Teams from Tyson Foods’ operations in Clarksville, and Texarkana, Arkansas; Claryville, Kentucky; New Holland, Pennsylvania; Shelbyville, Tennessee and Glen Allen, Virginia,  arrived onsite on Wednesday and begin preparations to serve meals on Thursday.

The company’s Meals that Matter mobile disaster relief truck was sent from its home in Springdale, Arkansas, and arrived onsite on Wednesday. The company is sending three tractor-trailer loads of product totaling 100,000 pounds, one tractor-trailer load of bagged ice and one tractor-trailer load of bottled water.
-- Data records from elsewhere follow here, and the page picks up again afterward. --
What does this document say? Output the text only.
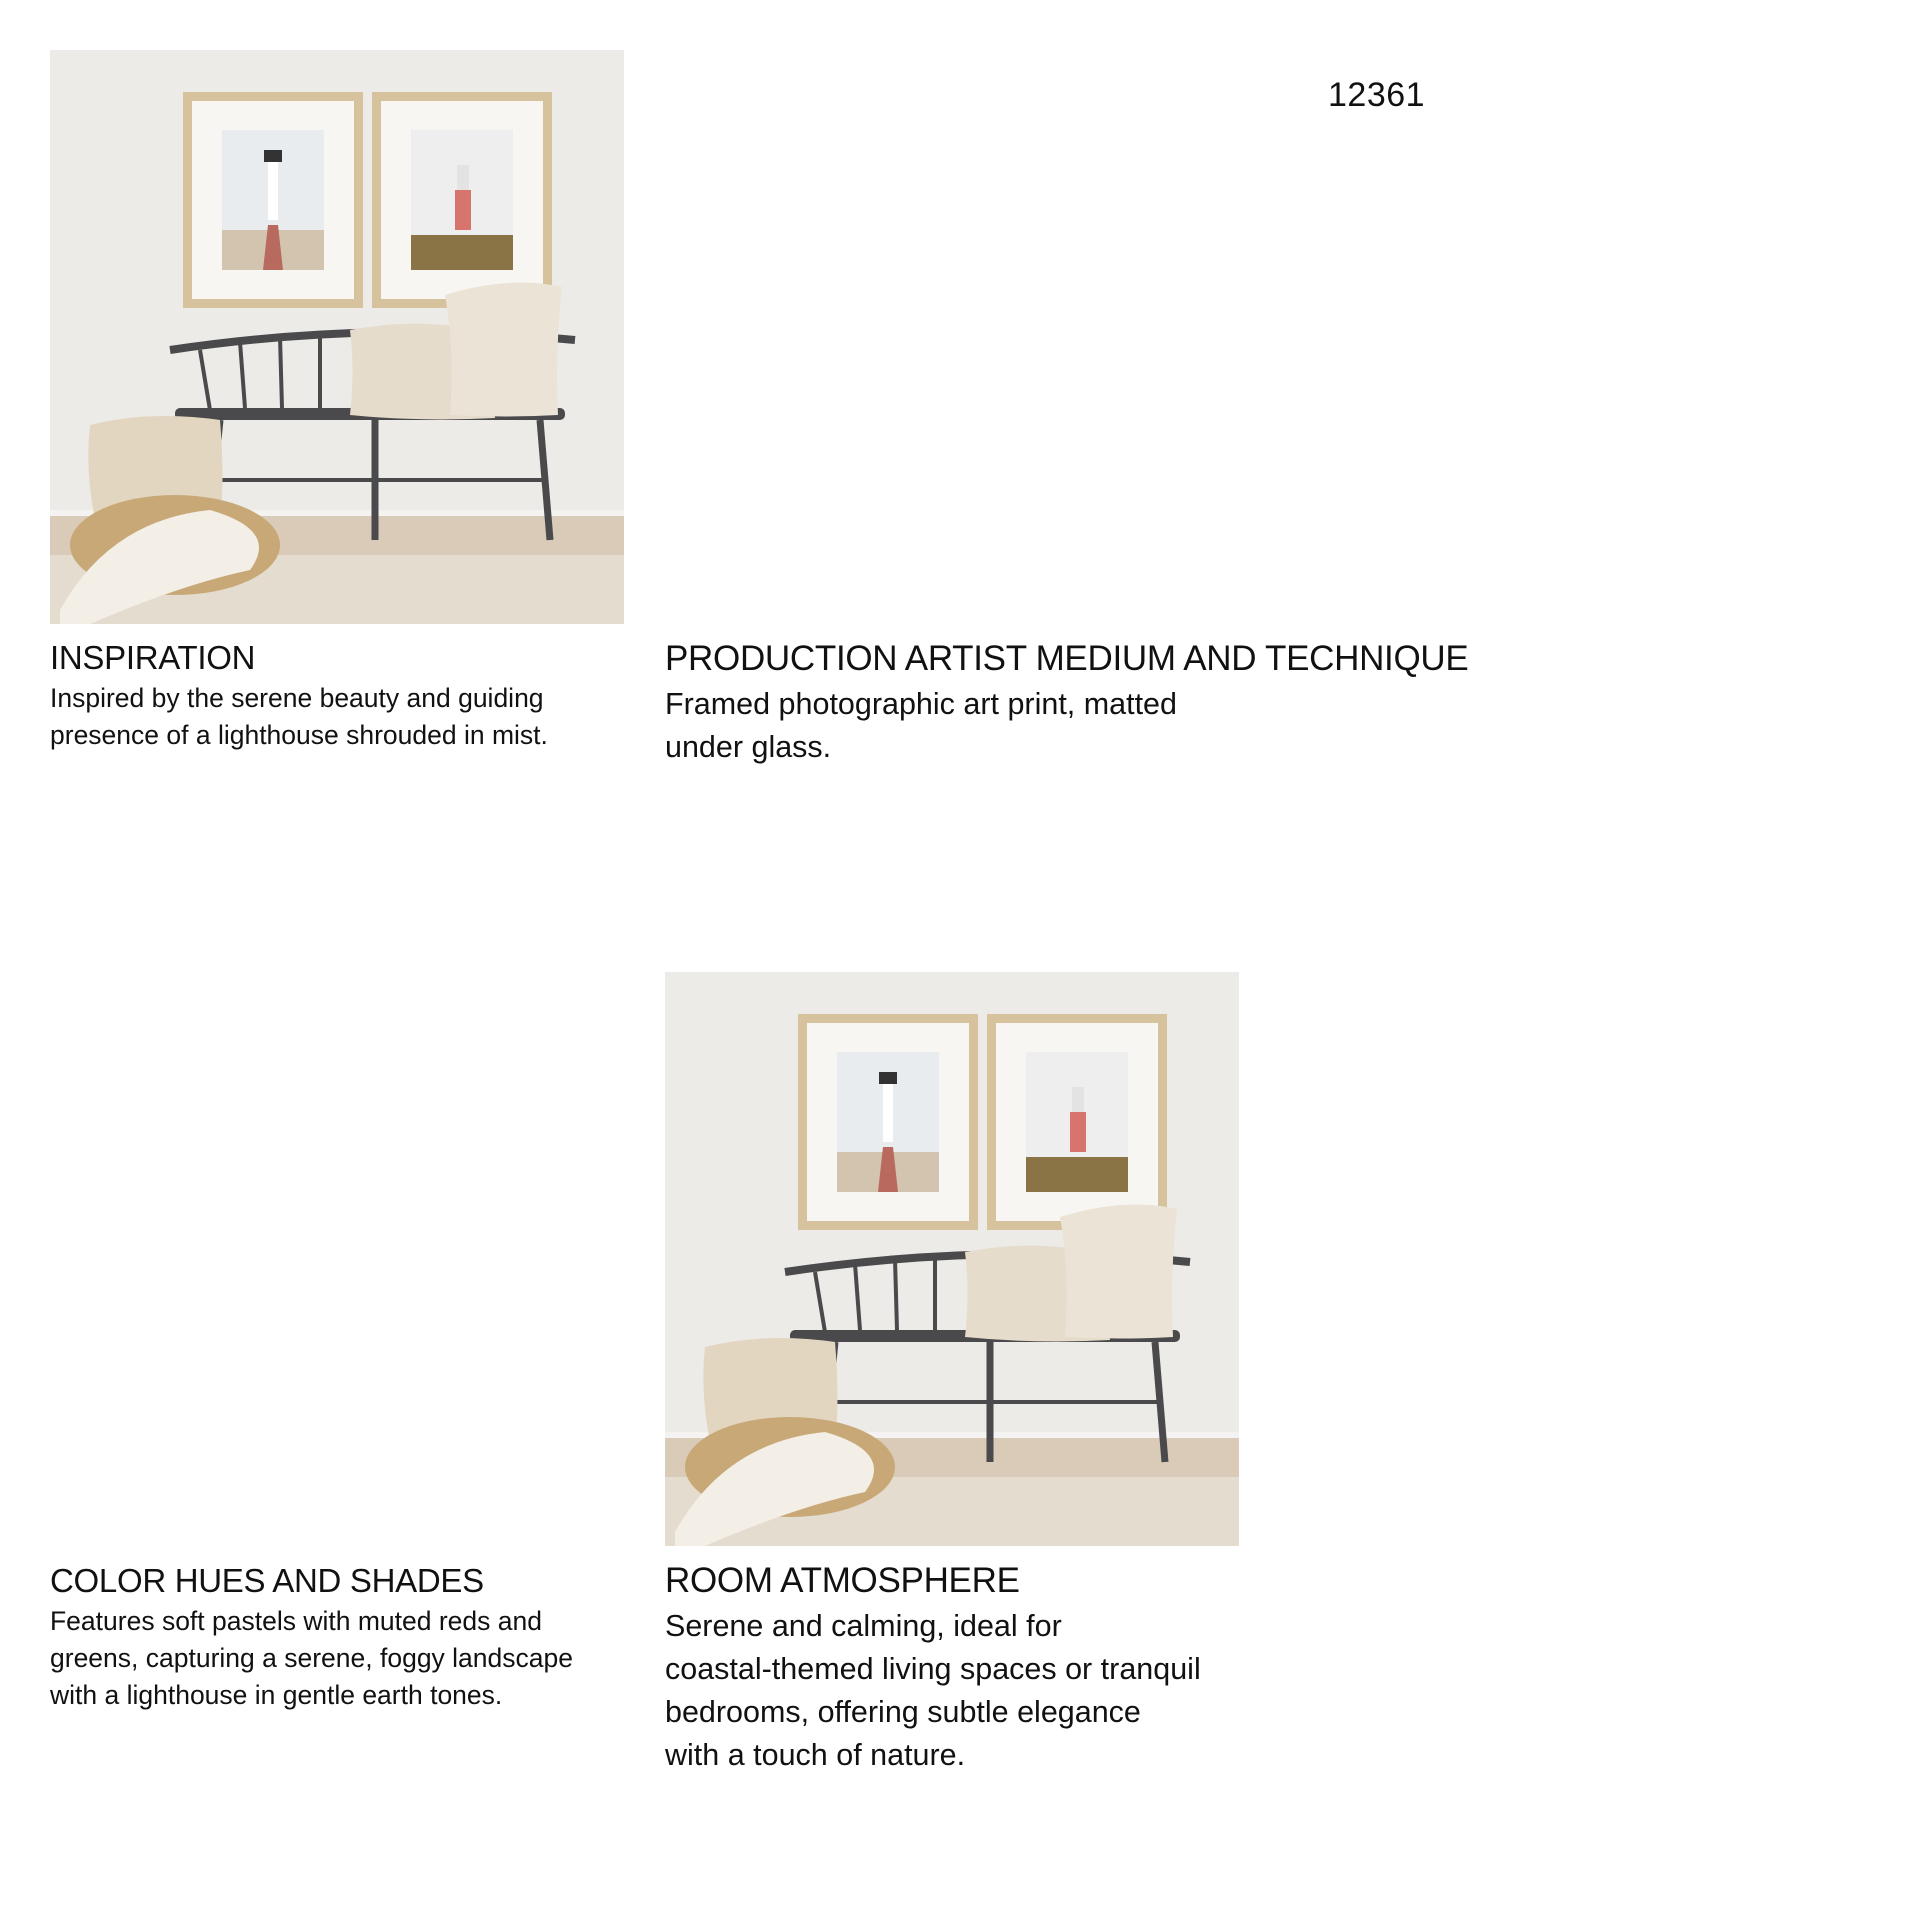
12361
INSPIRATION

Inspired by the serene beauty and guiding
presence of a lighthouse shrouded in mist.

PRODUCTION ARTIST MEDIUM AND TECHNIQUE

Framed photographic art print, matted
under glass.

COLOR HUES AND SHADES

Features soft pastels with muted reds and
greens, capturing a serene, foggy landscape
with a lighthouse in gentle earth tones.

ROOM ATMOSPHERE

Serene and calming, ideal for
coastal-themed living spaces or tranquil
bedrooms, offering subtle elegance
with a touch of nature.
“With more than 6,000 team members throughout the state of North Carolina, the damage left by Hurricane Florence hits close to home,” said Debra Vernon, senior director, corporate social responsibility. “This deployment would not be possible without the support of our team members, disaster relief partners and customers who are all volunteering time and resources to make sure our response is as successful as possible.”

Tyson Foods will be working closely with its disaster relief partners American Egg Board, Bimbo Bakeries USA, Harris Baking Co., Hugg & Hall Equipment Co., Peppersource and Salvation Army to maximize relief efforts.

Team Rubicon, another disaster relief partner comprised of military veterans, has deployed two Mobile Command Centers to North Carolina. The command centers were donated by Tyson Foods in 2014 and 2017 and include sleeping quarters, as well as office and storage space for Team Rubicon’s staff and volunteers.